The STEP-UP Program, a summer research experience for high school teachers, has also played a key role in the School’s outreach efforts to attract both female and underrepresented minority students, according to ECE Outreach Director Leyla Conrad. “We have worked with more than 35 Metro Atlanta high school physics and engineering teachers for the last 10 years,” said Conrad. “After their summer research experience, these teachers bring some of their students to campus to tour ECE research labs during the academic year. Every year, that means more than 300 students get to see and learn about the School and what it has to offer, and up to 1,000-1,500 students hear and learn about ECE from these teachers in their high school classrooms.”
Two female ECE students shared their appreciation for both the rigor of the academics and the variety of experiences that come with attending Georgia Tech and going to college in a city like Atlanta. They also appreciate having a social and networking organization like WECE.
“I love that I can study abroad, be a sister in Alpha Gamma Delta, play in a band at Under the Couch, serve as a Peer Mentor to autistic students, teach programming to children in the i3 Experience, and work with a supportive group of women through WECE while earning a degree at one of the best universities in the world!” said Bailey Bercik, an electrical engineering major. “I couldn't imagine a better college experience. The possibilities here are endless.”

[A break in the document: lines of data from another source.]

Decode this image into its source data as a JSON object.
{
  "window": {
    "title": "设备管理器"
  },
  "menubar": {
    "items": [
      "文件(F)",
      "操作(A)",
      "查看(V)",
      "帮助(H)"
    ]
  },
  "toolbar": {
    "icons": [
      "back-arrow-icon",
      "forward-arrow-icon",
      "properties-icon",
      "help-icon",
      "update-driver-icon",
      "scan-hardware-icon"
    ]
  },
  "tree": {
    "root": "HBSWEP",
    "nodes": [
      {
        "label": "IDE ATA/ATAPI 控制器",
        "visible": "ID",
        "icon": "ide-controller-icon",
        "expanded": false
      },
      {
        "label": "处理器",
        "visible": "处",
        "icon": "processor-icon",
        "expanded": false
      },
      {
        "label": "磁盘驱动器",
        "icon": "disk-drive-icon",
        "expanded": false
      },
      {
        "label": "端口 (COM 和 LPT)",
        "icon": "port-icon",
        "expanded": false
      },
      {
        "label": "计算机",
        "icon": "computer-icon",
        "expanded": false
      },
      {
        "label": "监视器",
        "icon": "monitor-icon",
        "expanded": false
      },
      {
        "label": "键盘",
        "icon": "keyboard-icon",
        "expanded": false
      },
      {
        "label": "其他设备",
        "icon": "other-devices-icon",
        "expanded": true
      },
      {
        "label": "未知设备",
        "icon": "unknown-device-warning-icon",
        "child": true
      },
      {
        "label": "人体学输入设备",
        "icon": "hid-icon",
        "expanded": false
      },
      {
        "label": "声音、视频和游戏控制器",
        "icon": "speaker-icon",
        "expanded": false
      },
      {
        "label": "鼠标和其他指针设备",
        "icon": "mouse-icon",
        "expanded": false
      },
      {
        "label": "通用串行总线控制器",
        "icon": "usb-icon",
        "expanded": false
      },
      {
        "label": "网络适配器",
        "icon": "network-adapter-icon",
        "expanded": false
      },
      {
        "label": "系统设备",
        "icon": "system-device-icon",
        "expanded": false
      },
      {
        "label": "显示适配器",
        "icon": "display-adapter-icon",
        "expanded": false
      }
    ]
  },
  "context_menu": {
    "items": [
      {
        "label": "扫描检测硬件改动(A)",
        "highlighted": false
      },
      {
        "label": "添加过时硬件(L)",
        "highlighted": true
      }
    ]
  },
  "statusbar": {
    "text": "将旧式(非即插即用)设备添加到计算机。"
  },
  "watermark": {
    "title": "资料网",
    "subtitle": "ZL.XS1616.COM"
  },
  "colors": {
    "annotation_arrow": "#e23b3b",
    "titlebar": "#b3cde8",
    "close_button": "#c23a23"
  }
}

“WECE attracted my attention because it was a concentration of intelligent, motivated women who sought to expand their own education outside of the classroom and unite other female students in their field,” said Caitlyn Caggia, an electrical engineering major. “The range of opportunities WECE offered, from ice cream socials and ice skating to personalized discussions with top companies, was highly appealing to me as an incoming student looking for guidance.”
Steven W. McLaughlin, Steve W. Chaddick School Chair of ECE, praised WECE; the ECE Ambassadors; and the faculty, staff, students, and area high school teachers who have been involved in the School’s recruiting efforts over the last decade, and he looks forward to continued success.
“The results of these individuals’ hard work is seen through the growing enrollments in ECE, and we will continue to work on increasing our enrollments and further increasing the diversity of our student body while providing excellent academic programs and research experiences,” McLaughlin said. “But perhaps, more importantly, we want everyone who majors in ECE to know that they are welcome here and that we will provide an environment where they will be encouraged to succeed.”